(Fejer-Jackson-Growall不等式) 1910年Fejer猜想,三角函数级数

\[\frac{\pi-x}{2}=\sum_{k=1}^{\infty}\frac{\sin kx}{k},\quad 0<x\leq\pi\]

的所有部分和

\[S_n(x)=\sum_{k=1}^{n}\frac{\sin kx}{k}>0,\quad n=1,2,\ldots,0<x<\pi\]

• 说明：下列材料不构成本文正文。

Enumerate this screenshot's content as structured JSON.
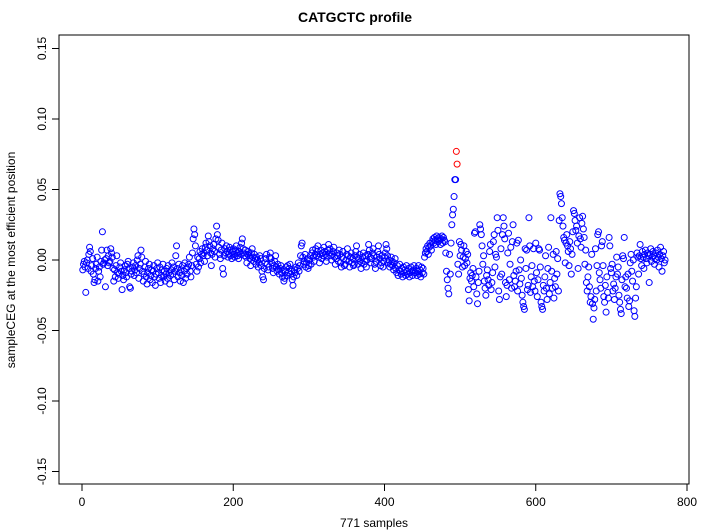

(Turan, 1952)设$\{a_k\}(k=1,2,\ldots)$为正的严格递减数列.设$\displaystyle S_m=\sum_{k=1}^{m}b_k\geq 0$.若有$S_m>0$,则有\[\sum_{k=1}^{n}a_kb_k=\sum_{k=1}^{n-1}S_k(a_k-a_{k+1})+a_nS_n>0.\]

利用

\begin{align*}

\sum_{k=1}^n{\sin \left( 2k-1 \right) x}&=\sum_{k=1}^n{\frac{\cos 2\left( k-1 \right) x-\cos 2kx}{\text{2}\sin x}}

\\

&=\frac{1-\cos 2nx}{\text{2}\sin x}=\frac{\sin ^2nx}{\sin x}

\\

\frac{d}{dt}\left[ \frac{\sin 2kt}{2k\left( \sin t \right) ^{2k}} \right] &=-\frac{\sin \left( 2k-1 \right) t}{\left( \sin t \right) ^{2k+1}},

\end{align*}

可知

\[\frac{\sin kx}{k}=2\int_{x/2}^{\pi /2}{\left( \frac{\sin \frac{x}{2}}{\sin \theta} \right) ^{2k}\frac{\sin \left( 2k-1 \right) \theta}{\sin \theta}d\theta},\]

因此

\[\sum_{k=1}^n{\frac{\sin kx}{k}}=2\int_{x/2}^{\pi /2}{\left[ \sum_{k=1}^n{\left( \frac{\sin \frac{x}{2}}{\sin \theta} \right) ^{2k}\frac{\sin \left( 2k-1 \right) \theta}{\sin \theta}} \right] d\theta}.\]

记

\[r^{2k}=\left( \frac{\sin \frac{x}{2}}{\sin \theta} \right) ^{2k},\quad k=1,2,\ldots\]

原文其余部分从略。